But in this way Aaron shall come into the Holy Place: with a bull from the herd for a sin offering and a ram for a burnt offering. Leviticus 16:3
Most of my worst life trials have been my fault. You’d think that in my self-inflicted misery that I’d have gone to God with humility, submitting to his guidance. In my addiction though, I was so self-centered that I became frustrated with God for not doing things my way. I wanted him to simply deliver me from my addiction, magically removing it with no sacrifice on my part. When he didn’t remove my addiction the way I wanted, and when my life fell apart, I was angry with God. This is your fault. Through the painful consequences of my addiction however, God taught me to seek and follow his way instead of mine. This is still a daily struggle though. Life’s trials aren’t over now that I’m in recovery. When tough times come, particularly when I don’t see that I’ve done anything to cause the trial, I’m once again tempted to be angry with God. Why would you allow this to happen? You’re not doing your job very well. When I take time to think about it though, I remember the lesson of my addiction – that I must always humbly submit my will to God’s will, even in the trials.

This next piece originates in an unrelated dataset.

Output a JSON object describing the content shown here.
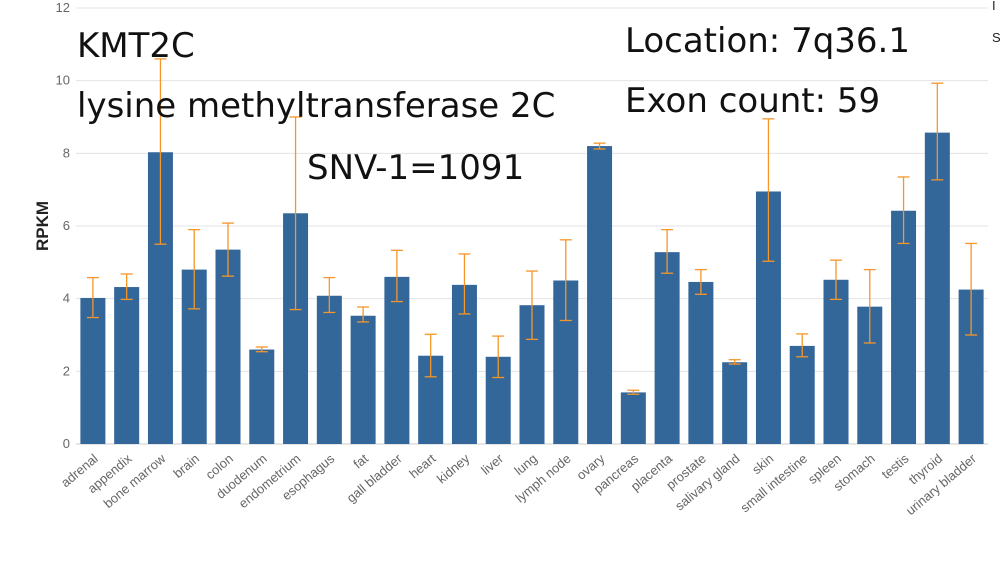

To me, this is the lesson of today’s passage. In it, God instructed Aaron on how to approach God after the death of his two sons. Aaron’s sons, you may recall, had been killed by God for entering his presence inappropriately, perhaps while drunk. God said that Aaron must now approach him with humility, offering a sacrifice for his and his family’s sins. Aaron, I think, may have been tempted to be angry with God for striking his sons dead. God instructed Moses though, to warn Aaron that he must be careful in his posture towards God. Tell Aaron your brother not to come at any time into the Holy Place inside the veil, before the mercy seat that is on the ark, so that he may not die (Leviticus 16:2).
Life rarely goes as planned. Loved ones get sick. Our children struggle. Life threatens to overwhelm us. In those struggles, we’re sometimes tempted to go to God in anger. Why would you do this to me? We just don’t understand how God, if he truly loves us, could allow something so terrible to happen. It’s not wrong to go to God, asking why. We can and should seek him and his will. We should also remember the lesson of Aaron though – that it’s always best to approach God in humble submission to his will. What is it you want me to learn and do here God?